Many people, to one degree or another, engage in polemic and ad
hominem. But when it comes to vital issues, the acid test is, do they
also
analyze the subject at hand and discover the truth, falsity, validity,
and invalidity embedded in it? Can they separate the wheat from the
chaff?
Just because other people can't do it doesn't mean you shouldn't be able
to---unless the condition of your mind is a matter of indifference to
you.
I'm talking about self-sufficiency of intellect here. Obviously, no one
is going to able to dive down into every major issue of the day and
discover what sits at the bottom of it. But if you can achieve this
form of logical depth with several such issues, you know you can do it.
And that confidence builds character and courage.
Some years ago I made notes for a piece called,
If Socrates Could Speak Now. Here is a quote:
"Friends, in the marketplace, you find a shorthand give and take. Rough
and tumble. Half-ideas are thrown back and forth. Opinions are
cheaply bought and sold. Accusations are hurled. It would be a sign of
poor character not to be able to withstand such chaos. And why not
possess the ability to gossip with the best of them? But at the same
time, you must know how to take apart the strands of conversation and
see them in an impartial light. You must be able to follow a line of
reasoning from first ideas to conclusions and identify where the logic
breaks down and withers. These are the capabilities of the thoughtful
human. You may despair at what goes on in the marketplace, but you must
not give in to it. Simply because you do not know when and where
reason will triumph, or how, it would be foolish of you to employ this
doubt as an excuse to surrender and abdicate your own throne-of-mind.
It would amount to creating a wound in yourself..."
Of course, one can take logic too far. What to do when key facts are
omitted or buried, names of persons are obscured, men stay behind the
curtain and control events through layers of manipulation? In some
situations, demanding absolute logic before making any argument at all
leaves you out in the cold. At those times, you need to know how to
assemble a circumstantial case, and you need to know how to assess
probabilities. These subtleties need to be deployed.
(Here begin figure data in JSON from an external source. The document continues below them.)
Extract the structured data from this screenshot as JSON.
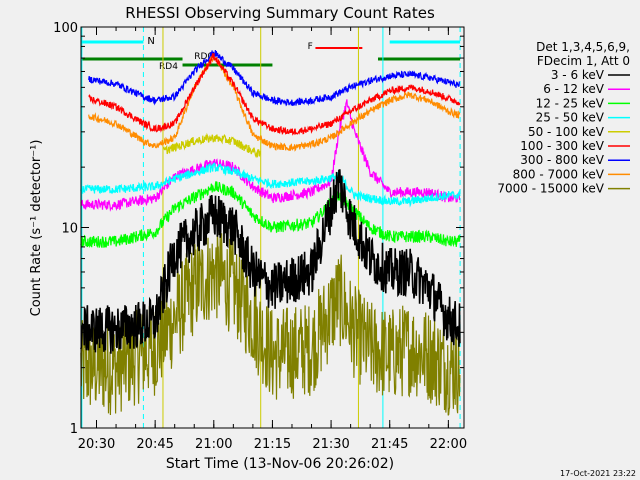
{
  "chart_data": {
    "type": "line",
    "title": "RHESSI Observing Summary Count Rates",
    "xlabel": "Start Time (13-Nov-06 20:26:02)",
    "ylabel": "Count Rate (s⁻¹ detector⁻¹)",
    "yscale": "log",
    "xlim": [
      "20:26:02",
      "22:04:00"
    ],
    "ylim": [
      1,
      100
    ],
    "x_tick_labels": [
      "20:30",
      "20:45",
      "21:00",
      "21:15",
      "21:30",
      "21:45",
      "22:00"
    ],
    "y_tick_labels": [
      "1",
      "10",
      "100"
    ],
    "legend": {
      "placement": "right",
      "header": [
        "Det 1,3,4,5,6,9,",
        "FDecim 1, Att 0"
      ]
    },
    "annotations": [
      "N",
      "RD4",
      "RD0",
      "F"
    ],
    "series": [
      {
        "name": "3 - 6 keV",
        "color": "#000000",
        "t": [
          "20:26",
          "20:35",
          "20:45",
          "20:50",
          "21:00",
          "21:05",
          "21:10",
          "21:15",
          "21:25",
          "21:32",
          "21:35",
          "21:40",
          "21:45",
          "21:50",
          "21:55",
          "22:00",
          "22:03"
        ],
        "values": [
          3.1,
          3.1,
          3.4,
          7.5,
          11.5,
          10.0,
          6.0,
          5.0,
          6.0,
          17.0,
          11.0,
          7.0,
          6.0,
          6.0,
          5.0,
          3.5,
          3.2
        ]
      },
      {
        "name": "6 - 12 keV",
        "color": "#ff00ff",
        "t": [
          "20:26",
          "20:35",
          "20:45",
          "20:50",
          "21:00",
          "21:05",
          "21:10",
          "21:15",
          "21:25",
          "21:30",
          "21:32",
          "21:34",
          "21:36",
          "21:40",
          "21:45",
          "21:50",
          "21:55",
          "22:00",
          "22:03"
        ],
        "values": [
          13.0,
          13.0,
          14.0,
          18.0,
          21.0,
          20.0,
          16.0,
          14.0,
          15.0,
          17.0,
          30.0,
          42.0,
          30.0,
          19.0,
          15.0,
          15.0,
          15.0,
          14.0,
          14.0
        ]
      },
      {
        "name": "12 - 25 keV",
        "color": "#00ff00",
        "t": [
          "20:26",
          "20:35",
          "20:45",
          "20:50",
          "21:00",
          "21:05",
          "21:10",
          "21:15",
          "21:25",
          "21:32",
          "21:36",
          "21:40",
          "21:45",
          "21:50",
          "21:55",
          "22:00",
          "22:03"
        ],
        "values": [
          8.5,
          8.5,
          9.5,
          12.5,
          16.0,
          15.0,
          11.5,
          10.0,
          10.5,
          14.5,
          12.0,
          10.0,
          9.0,
          9.0,
          9.0,
          8.5,
          8.5
        ]
      },
      {
        "name": "25 - 50 keV",
        "color": "#00ffff",
        "t": [
          "20:26",
          "20:35",
          "20:45",
          "20:50",
          "21:00",
          "21:05",
          "21:10",
          "21:15",
          "21:25",
          "21:32",
          "21:36",
          "21:40",
          "21:45",
          "21:50",
          "21:55",
          "22:00",
          "22:03"
        ],
        "values": [
          15.5,
          15.5,
          16.0,
          17.5,
          20.0,
          19.0,
          17.5,
          16.5,
          17.0,
          18.0,
          14.5,
          14.0,
          13.5,
          13.5,
          14.0,
          14.5,
          14.5
        ]
      },
      {
        "name": "50 - 100 keV",
        "color": "#cccc00",
        "t": [
          "20:47",
          "20:55",
          "21:00",
          "21:05",
          "21:10",
          "21:12"
        ],
        "values": [
          24.0,
          27.0,
          28.0,
          27.0,
          24.0,
          23.0
        ]
      },
      {
        "name": "100 - 300 keV",
        "color": "#ff0000",
        "t": [
          "20:28",
          "20:35",
          "20:42",
          "20:45",
          "20:50",
          "20:55",
          "21:00",
          "21:05",
          "21:10",
          "21:15",
          "21:20",
          "21:25",
          "21:30",
          "21:35",
          "21:40",
          "21:45",
          "21:50",
          "21:55",
          "22:00",
          "22:03"
        ],
        "values": [
          44.0,
          40.0,
          33.0,
          31.0,
          33.0,
          50.0,
          72.0,
          52.0,
          35.0,
          31.0,
          30.0,
          31.0,
          33.0,
          38.0,
          43.0,
          48.0,
          50.0,
          48.0,
          44.0,
          42.0
        ]
      },
      {
        "name": "300 - 800 keV",
        "color": "#0000ff",
        "t": [
          "20:28",
          "20:35",
          "20:42",
          "20:45",
          "20:50",
          "20:55",
          "21:00",
          "21:05",
          "21:10",
          "21:15",
          "21:20",
          "21:25",
          "21:30",
          "21:35",
          "21:40",
          "21:45",
          "21:50",
          "21:55",
          "22:00",
          "22:03"
        ],
        "values": [
          55.0,
          52.0,
          45.0,
          43.0,
          45.0,
          60.0,
          75.0,
          62.0,
          47.0,
          43.0,
          42.0,
          43.0,
          45.0,
          50.0,
          54.0,
          57.0,
          58.0,
          56.0,
          53.0,
          51.0
        ]
      },
      {
        "name": "800 - 7000 keV",
        "color": "#ff8c00",
        "t": [
          "20:28",
          "20:35",
          "20:42",
          "20:45",
          "20:50",
          "20:55",
          "21:00",
          "21:05",
          "21:10",
          "21:15",
          "21:20",
          "21:25",
          "21:30",
          "21:35",
          "21:40",
          "21:45",
          "21:50",
          "21:55",
          "22:00",
          "22:03"
        ],
        "values": [
          36.0,
          33.0,
          27.0,
          25.5,
          28.0,
          50.0,
          72.0,
          50.0,
          29.0,
          25.5,
          25.0,
          26.0,
          28.0,
          33.0,
          38.0,
          43.0,
          46.0,
          43.0,
          38.0,
          36.0
        ]
      },
      {
        "name": "7000 - 15000 keV",
        "color": "#808000",
        "t": [
          "20:26",
          "20:35",
          "20:45",
          "20:50",
          "20:55",
          "21:00",
          "21:05",
          "21:10",
          "21:15",
          "21:25",
          "21:32",
          "21:36",
          "21:40",
          "21:45",
          "21:50",
          "21:55",
          "22:00",
          "22:03"
        ],
        "values": [
          2.0,
          2.0,
          2.5,
          3.5,
          5.0,
          6.0,
          5.0,
          3.5,
          2.3,
          2.5,
          4.5,
          3.0,
          2.5,
          2.3,
          2.5,
          2.3,
          2.0,
          2.0
        ]
      }
    ],
    "flags": {
      "night_attenuator": {
        "color": "#00ffff",
        "label": "N",
        "intervals": [
          [
            "20:26",
            "20:42"
          ],
          [
            "21:45",
            "22:03"
          ]
        ]
      },
      "saa_decimation": {
        "color": "#008000",
        "label": "RD4",
        "intervals": [
          [
            "20:26",
            "20:52"
          ],
          [
            "21:42",
            "22:03"
          ]
        ]
      },
      "rd0": {
        "color": "#008000",
        "label": "RD0",
        "intervals": [
          [
            "20:52",
            "21:15"
          ]
        ]
      },
      "flare": {
        "color": "#ff0000",
        "label": "F",
        "intervals": [
          [
            "21:26",
            "21:38"
          ]
        ]
      }
    }
  },
  "footer_timestamp": "17-Oct-2021 23:22"
}
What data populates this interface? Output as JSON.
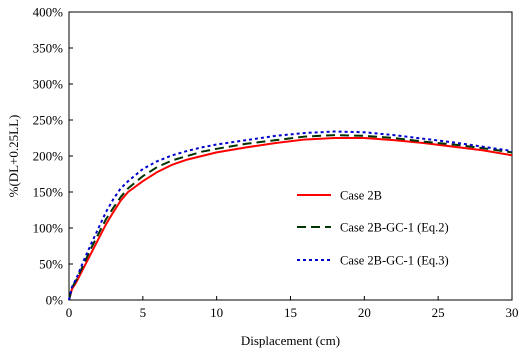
{
  "chart_data": {
    "type": "line",
    "title": "",
    "xlabel": "Displacement  (cm)",
    "ylabel": "%(DL+0.25LL)",
    "xlim": [
      0,
      30
    ],
    "ylim": [
      0,
      400
    ],
    "x_ticks": [
      0,
      5,
      10,
      15,
      20,
      25,
      30
    ],
    "y_ticks": [
      0,
      50,
      100,
      150,
      200,
      250,
      300,
      350,
      400
    ],
    "x_tick_labels": [
      "0",
      "5",
      "10",
      "15",
      "20",
      "25",
      "30"
    ],
    "y_tick_labels": [
      "0%",
      "50%",
      "100%",
      "150%",
      "200%",
      "250%",
      "300%",
      "350%",
      "400%"
    ],
    "grid": false,
    "legend_position": "center-right",
    "series": [
      {
        "name": "Case 2B",
        "color": "#ff0000",
        "dash": "solid",
        "points": [
          [
            0,
            0
          ],
          [
            0.2,
            15
          ],
          [
            0.5,
            25
          ],
          [
            1,
            45
          ],
          [
            1.5,
            65
          ],
          [
            2,
            85
          ],
          [
            2.5,
            105
          ],
          [
            3,
            122
          ],
          [
            3.5,
            138
          ],
          [
            4,
            150
          ],
          [
            5,
            165
          ],
          [
            6,
            178
          ],
          [
            7,
            188
          ],
          [
            8,
            195
          ],
          [
            9,
            200
          ],
          [
            10,
            205
          ],
          [
            12,
            212
          ],
          [
            14,
            218
          ],
          [
            16,
            223
          ],
          [
            18,
            225
          ],
          [
            20,
            225
          ],
          [
            22,
            222
          ],
          [
            24,
            218
          ],
          [
            26,
            213
          ],
          [
            28,
            208
          ],
          [
            30,
            201
          ]
        ]
      },
      {
        "name": "Case 2B-GC-1 (Eq.2)",
        "color": "#003300",
        "dash": "long",
        "points": [
          [
            0,
            0
          ],
          [
            0.2,
            17
          ],
          [
            0.5,
            28
          ],
          [
            1,
            50
          ],
          [
            1.5,
            72
          ],
          [
            2,
            92
          ],
          [
            2.5,
            112
          ],
          [
            3,
            128
          ],
          [
            3.5,
            143
          ],
          [
            4,
            155
          ],
          [
            5,
            172
          ],
          [
            6,
            185
          ],
          [
            7,
            194
          ],
          [
            8,
            200
          ],
          [
            9,
            206
          ],
          [
            10,
            210
          ],
          [
            12,
            217
          ],
          [
            14,
            222
          ],
          [
            16,
            227
          ],
          [
            18,
            229
          ],
          [
            20,
            228
          ],
          [
            22,
            225
          ],
          [
            24,
            220
          ],
          [
            26,
            216
          ],
          [
            28,
            211
          ],
          [
            30,
            205
          ]
        ]
      },
      {
        "name": "Case 2B-GC-1 (Eq.3)",
        "color": "#0000cc",
        "dash": "dotted",
        "points": [
          [
            0,
            0
          ],
          [
            0.2,
            18
          ],
          [
            0.5,
            30
          ],
          [
            1,
            55
          ],
          [
            1.5,
            78
          ],
          [
            2,
            100
          ],
          [
            2.5,
            122
          ],
          [
            3,
            140
          ],
          [
            3.5,
            155
          ],
          [
            4,
            165
          ],
          [
            5,
            182
          ],
          [
            6,
            193
          ],
          [
            7,
            201
          ],
          [
            8,
            207
          ],
          [
            9,
            212
          ],
          [
            10,
            216
          ],
          [
            12,
            222
          ],
          [
            14,
            228
          ],
          [
            16,
            232
          ],
          [
            18,
            234
          ],
          [
            20,
            233
          ],
          [
            22,
            229
          ],
          [
            24,
            224
          ],
          [
            26,
            219
          ],
          [
            28,
            213
          ],
          [
            30,
            207
          ]
        ]
      }
    ]
  }
}
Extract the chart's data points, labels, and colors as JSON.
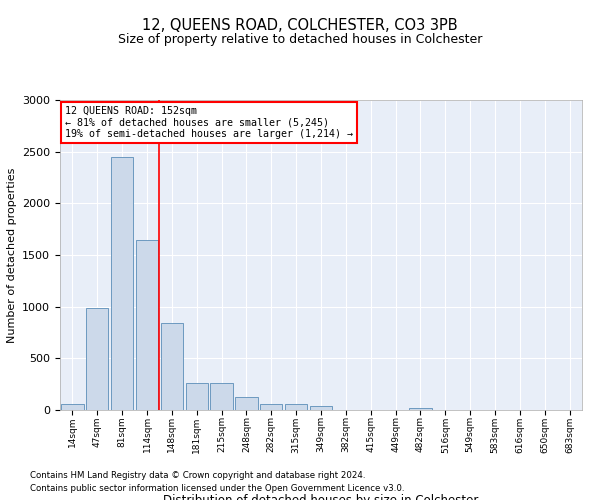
{
  "title": "12, QUEENS ROAD, COLCHESTER, CO3 3PB",
  "subtitle": "Size of property relative to detached houses in Colchester",
  "xlabel": "Distribution of detached houses by size in Colchester",
  "ylabel": "Number of detached properties",
  "bar_color": "#ccd9ea",
  "bar_edge_color": "#5b8db8",
  "background_color": "#e8eef8",
  "categories": [
    "14sqm",
    "47sqm",
    "81sqm",
    "114sqm",
    "148sqm",
    "181sqm",
    "215sqm",
    "248sqm",
    "282sqm",
    "315sqm",
    "349sqm",
    "382sqm",
    "415sqm",
    "449sqm",
    "482sqm",
    "516sqm",
    "549sqm",
    "583sqm",
    "616sqm",
    "650sqm",
    "683sqm"
  ],
  "values": [
    60,
    990,
    2450,
    1650,
    840,
    260,
    260,
    130,
    60,
    55,
    40,
    0,
    0,
    0,
    18,
    0,
    0,
    0,
    0,
    0,
    0
  ],
  "ylim": [
    0,
    3000
  ],
  "yticks": [
    0,
    500,
    1000,
    1500,
    2000,
    2500,
    3000
  ],
  "property_label": "12 QUEENS ROAD: 152sqm",
  "annotation_line1": "← 81% of detached houses are smaller (5,245)",
  "annotation_line2": "19% of semi-detached houses are larger (1,214) →",
  "vline_x": 3.5,
  "footnote1": "Contains HM Land Registry data © Crown copyright and database right 2024.",
  "footnote2": "Contains public sector information licensed under the Open Government Licence v3.0."
}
Part of "circumstantial/probability" intelligence derives from
common-sense judgments. For instance, years ago, when I was wrapping up
an investigation into the overall damage medical drugs were causing in
the US population, and I had settled on rather conservative estimates
(100,000 deaths per year, a million deaths per decade), it occurred to
me that if I could discover these numbers, so would the FDA. The FDA is
the sole American agency tasked with certifying the drugs as safe and
effective before releasing them for public use. And if the FDA knew
those numbers and was doing nothing about them, the FDA was complicit in
the deaths.
This is common sense. It is also a piece of logical inference. So when
I wrote articles from that point on, I included a direct accusation
against the FDA. I fully believed it was justified. Then, lo and
behold, one day, someone sent me a link to an FDA web page. On the page
was an FDA admission that medical drugs were creating 100,000 deaths in
the US every year. And, for the capper, the FDA was taking zero
responsibility.
When trying to assign culpability and guilt, assemble relevant facts and
ask, "What would a reasonable person who is a leader do about these
facts? What action would he take? Did he take that action?" In my
previous article about an approach to gun violence, I did exactly that.
If gangs across America are an important and chronic contributor to gun
violence, what would a reasonable President do about it? Would he pay
attention? Would he ignore gangs? Would he highlight, in his speeches,
the problem of gangs? Would he make them a priority?
And then:
what has the President actually done about gangs?